D.F.: Für mich haben schon die Siegerprojekte die spannendsten Ansätze hervorgebracht. Aber wir werden jetzt alle Beiträge diskutieren und analysieren und die besten als Basis für ein Quartierentwicklungskonzept verwenden, das die gegebenen Strukturen und die Bestandsbauten berücksichtigt und auch die Bedürfnisse der Bewohner integriert. Wichtig ist, dass wir nicht auf der theoretischen Ebene bleiben: Wir müssen die Realität mit einbeziehen und definieren, welche Häuser wir erhalten und welche einem Neubau weichen müssen. Dafür braucht es einen Ansatz, hinter dem alle stehen können.


«Im Geyisried will und kann man nicht Tabula Rasa machen.»


Was sind die nächsten Schritte?

S.G.: Ziel ist, ein Quartierentwicklungskonzept zu erarbeiten. Es soll als Grundgerüst für die Erneuerung des Quartiers durch die Genossenschaften dienen, aber auch für Projekte der Stadt, was zum Beispiel Frei- oder Strassenräume anbelangt. Danach wird es wahrscheinlich eine Anpassung der baurechtlichen Vorgaben geben. Natürlich wird es auch die Aufgabe der Genossenschaften sein, sich mit ihrem Bestand genauer auseinander zu setzen und dabei hoffentlich die eine oder andere Idee aus dem Wettbewerb anzuwenden.

Es kommt nicht häufig vor, dass sich Vertreterinnen und Vertreter so vieler Wohnbaugenossenschaften und der Stadt an einen Tisch setzen. Wo sehen Sie die grössten Chancen dieser Zusammenarbeit?

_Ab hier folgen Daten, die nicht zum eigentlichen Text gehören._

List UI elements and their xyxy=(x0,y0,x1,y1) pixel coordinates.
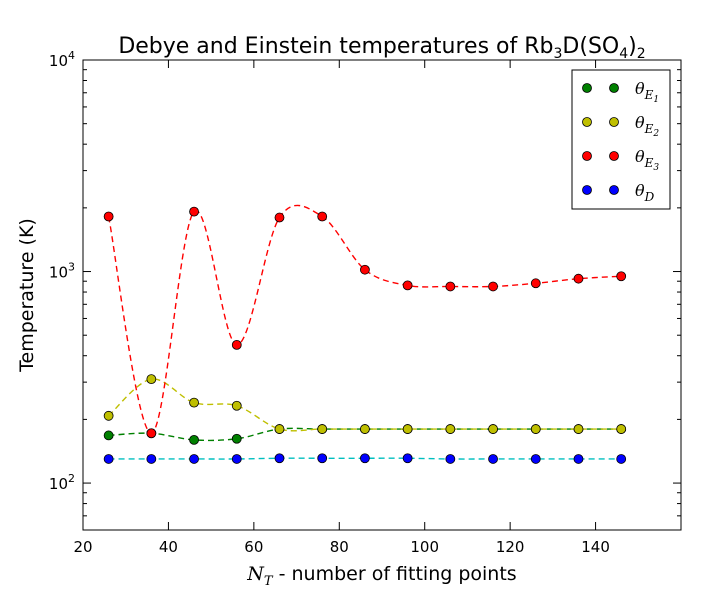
data-point xyxy=(530,278,541,289)
fitted-curves xyxy=(107,204,622,460)
x-tick-label: 120 xyxy=(496,538,525,556)
data-point xyxy=(146,428,157,439)
data-point xyxy=(488,424,498,434)
x-tick-label: 20 xyxy=(73,538,92,556)
legend-marker xyxy=(582,151,592,161)
fit-curve xyxy=(108,378,622,432)
data-point xyxy=(530,424,541,434)
legend-marker xyxy=(582,185,592,195)
axis-ticks: 20 40 60 80 100 120 140 102 103 104 xyxy=(49,49,681,556)
data-point xyxy=(488,454,498,464)
data-point xyxy=(317,453,328,464)
x-tick-label: 100 xyxy=(410,538,439,556)
data-point xyxy=(189,434,199,445)
data-point xyxy=(146,374,157,385)
fit-curve xyxy=(107,204,622,434)
data-point xyxy=(402,424,413,434)
data-point xyxy=(616,271,627,282)
data-points xyxy=(103,206,627,464)
y-axis-label: Temperature (K) xyxy=(16,218,38,373)
data-point xyxy=(530,454,541,464)
legend-marker xyxy=(609,83,619,93)
data-point xyxy=(445,424,456,434)
data-point xyxy=(103,410,114,421)
data-point xyxy=(402,280,413,291)
data-point xyxy=(317,424,328,434)
legend-marker xyxy=(609,185,619,195)
data-point xyxy=(231,339,242,350)
data-point xyxy=(360,424,370,434)
data-point xyxy=(616,424,627,434)
legend-label: θE1 xyxy=(635,79,659,105)
data-point xyxy=(274,453,285,464)
data-point xyxy=(488,281,498,292)
x-tick-label: 40 xyxy=(159,538,178,556)
data-point xyxy=(274,424,285,434)
data-point xyxy=(360,264,370,275)
x-axis-label: NT - number of fitting points xyxy=(246,563,516,589)
data-point xyxy=(231,433,242,444)
legend-marker xyxy=(609,117,619,127)
y-tick-label: 104 xyxy=(49,49,75,70)
data-point xyxy=(103,454,114,464)
data-point xyxy=(445,454,456,464)
plot-frame xyxy=(82,59,682,531)
legend-label: θE2 xyxy=(635,113,659,139)
data-point xyxy=(402,453,413,464)
x-tick-label: 140 xyxy=(581,538,610,556)
data-point xyxy=(616,454,627,464)
legend-label: θE3 xyxy=(635,147,659,173)
data-point xyxy=(146,454,157,464)
x-tick-label: 60 xyxy=(244,538,263,556)
legend-marker xyxy=(582,117,592,127)
data-point xyxy=(231,400,242,411)
data-point xyxy=(317,211,328,222)
data-point xyxy=(274,212,285,223)
data-point xyxy=(573,454,584,464)
y-tick-label: 103 xyxy=(49,261,75,282)
data-point xyxy=(103,430,114,441)
data-point xyxy=(189,454,199,464)
legend-marker xyxy=(609,151,619,161)
legend-marker xyxy=(582,83,592,93)
data-point xyxy=(573,424,584,434)
data-point xyxy=(360,453,370,464)
y-tick-label: 102 xyxy=(49,472,75,493)
data-point xyxy=(231,454,242,464)
data-point xyxy=(103,211,114,222)
legend: θE1 θE2 θE3 θD xyxy=(571,69,671,210)
data-point xyxy=(445,281,456,292)
data-point xyxy=(189,397,199,408)
legend-label: θD xyxy=(635,181,655,204)
x-tick-label: 80 xyxy=(330,538,349,556)
data-point xyxy=(573,273,584,284)
data-point xyxy=(189,206,199,217)
chart-title: Debye and Einstein temperatures of Rb3D(… xyxy=(118,34,645,62)
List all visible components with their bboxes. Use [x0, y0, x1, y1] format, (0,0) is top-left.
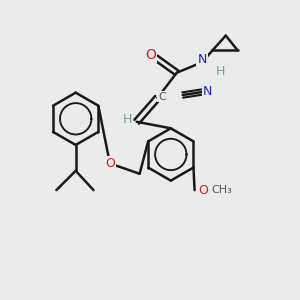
Text: N: N	[197, 53, 207, 66]
Text: H: H	[216, 65, 225, 78]
Text: O: O	[105, 157, 115, 170]
Text: C: C	[158, 92, 166, 101]
Text: H: H	[122, 113, 132, 126]
Text: CH₃: CH₃	[211, 185, 232, 195]
Text: O: O	[198, 184, 208, 197]
Text: O: O	[145, 48, 156, 62]
Text: N: N	[203, 85, 212, 98]
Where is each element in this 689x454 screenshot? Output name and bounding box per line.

S.G.: Ein Vorteil ist zum Beispiel, dass in Zukunft nicht jede Genossenschaft ihren eigenen Grill- oder Spielplatz baut, sondern dass man gerade Freiräume gemeinsam nutzt. Es lohnt sich auch, wenn die Genossenschaften ihr Wohnungsangebot aufeinander abstimmen. Als Grundeigentümerin und Planungsbehörde sind wir natürlich daran interessiert, das Quartier zukunftsfähig weiterzuentwickeln und attraktiven bezahlbaren Wohnraum zu schaffen. Dass die Bedürfnisse der Gebäudebesitzer, der Bewohnerinnen und Bewohner und der öffentlichen Hand schon in einer so frühen Planungsphase abgestimmt werden konnten, ist eine grosse Chance.
D.F.: Bis vor kurzem war sich keine Genossenschaft gewohnt, für das ganze Geyisried zu denken. Jetzt ist das anders. Die grösste Chance ist also, dass wir inzwischen acht Baugenossenschaften sind, die im selben Boot sitzen und in dieselbe Richtung rudern. Wir haben gemerkt, dass wir im Quartier mehr erreichen können, wenn wir an einem Strick ziehen und zusammen einen roten Faden entwickeln. Wir haben eine Zusammenarbeitsvereinbarung unterschrieben und eine gemeinsame Plattform kreiert, auf der alle Beteiligten ihre Ideen hochladen und zusammenarbeiten können. Mein persönliches Ziel ist, auch noch die neunte Baugenossenschaft ins Boot zu holen.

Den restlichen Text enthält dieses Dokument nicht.